As manifestações clínicas são decorrentes tanto do acometimento do trato
gastrointestinal (TGI) pela doença, como pelo surgimento de manifestações
extra-intestinais, que ocorrem em cerca de 35% dos pacientes(13, 33).
Embora de etiologia multifatorial, muitos pacientes internados com exacerbação
aguda de sua doença apresentam desnutrição protéico-calórica(6, 11, 17, 18),
hipoalbuminemia(4, 7) e anemia(13, 16, 33). Leucocitose, trombocitose, aumento
nos níveis séricos de proteína C reativa e de velocidade de hemossedimentação
(VHS) podem ser decorrentes de inflamação crônica(3, 33).
O aumento da incidência das DII tem sido associado com maior grau de
industrialização das regiões estudadas e à ocidentalização no estilo de vida,
incluindo hábitos alimentares e tabagismo(24, 29).
Acometem pacientes jovens e economicamente ativos e apresentam alta morbidade.
Isso representa grande custo econômico para os indivíduos e para a saúde
pública devido ao uso prolongado de medicamentos, necessidade de inúmeros e
complexos exames diagnósticos, freqüentes internações hospitalares e, muitas
vezes, realização de cirurgias.
No Brasil são poucos os estudos epidemiológicos que permitem conhecer a
incidência e a prevalência das DII. No entanto, essas enfermidades não são tão
raras como se acreditava há alguns anos(9).
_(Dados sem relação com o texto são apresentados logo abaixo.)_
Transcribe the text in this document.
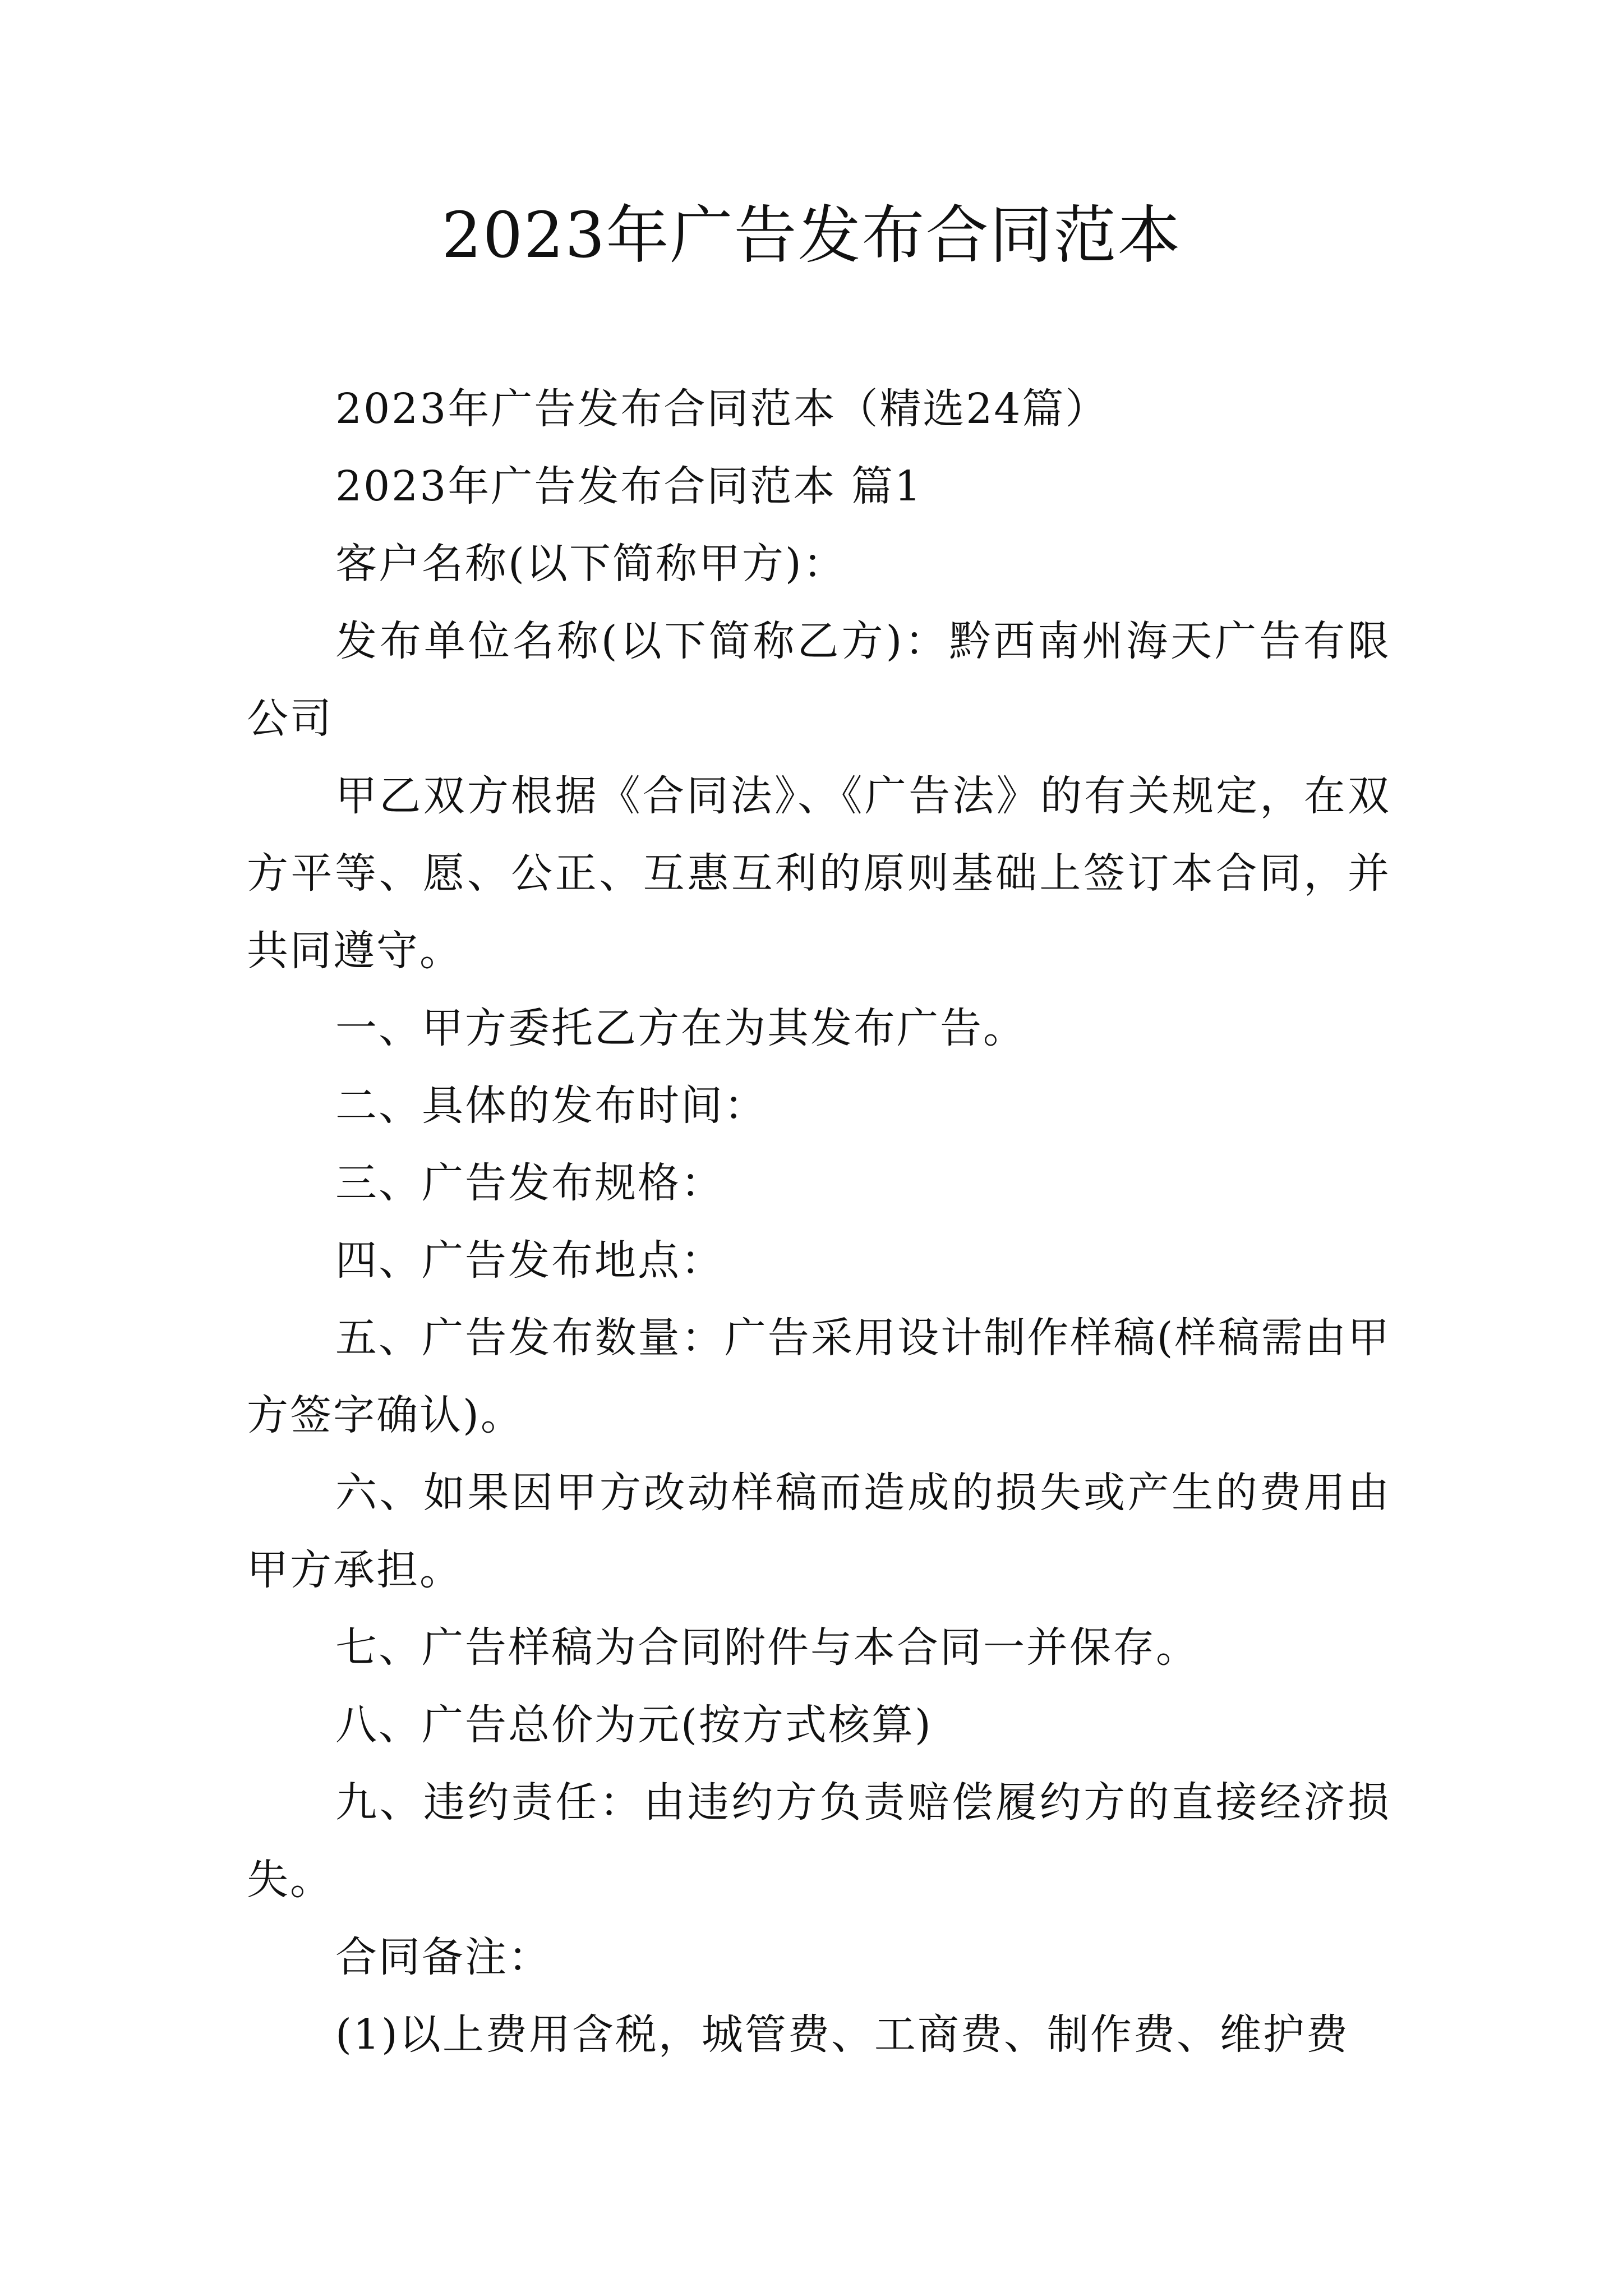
2023年广告发布合同范本

2023年广告发布合同范本（精选24篇）

2023年广告发布合同范本 篇1

客户名称(以下简称甲方)：

发布单位名称(以下简称乙方)：黔西南州海天广告有限公司

甲乙双方根据《合同法》、《广告法》的有关规定，在双方平等、愿、公正、互惠互利的原则基础上签订本合同，并共同遵守。

一、甲方委托乙方在为其发布广告。

二、具体的发布时间：

三、广告发布规格：

四、广告发布地点：

五、广告发布数量：广告采用设计制作样稿(样稿需由甲方签字确认)。

六、如果因甲方改动样稿而造成的损失或产生的费用由甲方承担。

七、广告样稿为合同附件与本合同一并保存。

八、广告总价为元(按方式核算)

九、违约责任：由违约方负责赔偿履约方的直接经济损失。

合同备注：

(1)以上费用含税，城管费、工商费、制作费、维护费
A maior parte dos estudos é
realizada em pacientes de ambulatório, sendo de extrema importância conhecer os
aspectos epidemiológicos, clínicos e nutricionais dos pacientes internados, a
fim de que se possa realizar o diagnóstico precoce e iniciar terapêutica mais
adequada, retardando ou impedindo o desenvolvimento de suas possíveis
complicações.
MÉTODOS
Foram estudados 43 pacientes com diagnóstico de DII internados nas enfermarias
de gastroenterologia, coloproctologia, cirurgia geral, clínica médica e
emergência do Hospital Universitário Clementino Fraga Filho da Universidade
Federal do Rio de Janeiro (HUCFF-UFRJ), no período compreendido de março de
2001 a junho de 2004. Nesse período, 382 pacientes com DII estavam sendo
acompanhados ativamente nos ambulatórios de gastroenterologia e coloproctologia
do hospital.
Critérios de inclusão:
a) diagnóstico de DII comprovado através de critérios clínicos,
radiológicos, endoscópicos e/ou histopatológicos;
b) o motivo de internação estar relacionado com a atividade das DII,
suas complicações, ou ambas.
Critérios de exclusão:
a) idade abaixo de 16 anos ou acima de 75 anos;
b) presença de colites por outras causas, incluindo infecções
parasitárias;
c) presença de outras doenças granulomatosas, como a tuberculose;
d) diagnóstico de doenças neoplásicas;
e) portadores do vírus HIV ou pacientes com AIDS;
f) enfermos restritos ao leito;
g) gestantes ou nutrizes;
h) pacientes internados por complicações da terapêutica das DII;
i) enfermos com insuficiência orgânica múltipla.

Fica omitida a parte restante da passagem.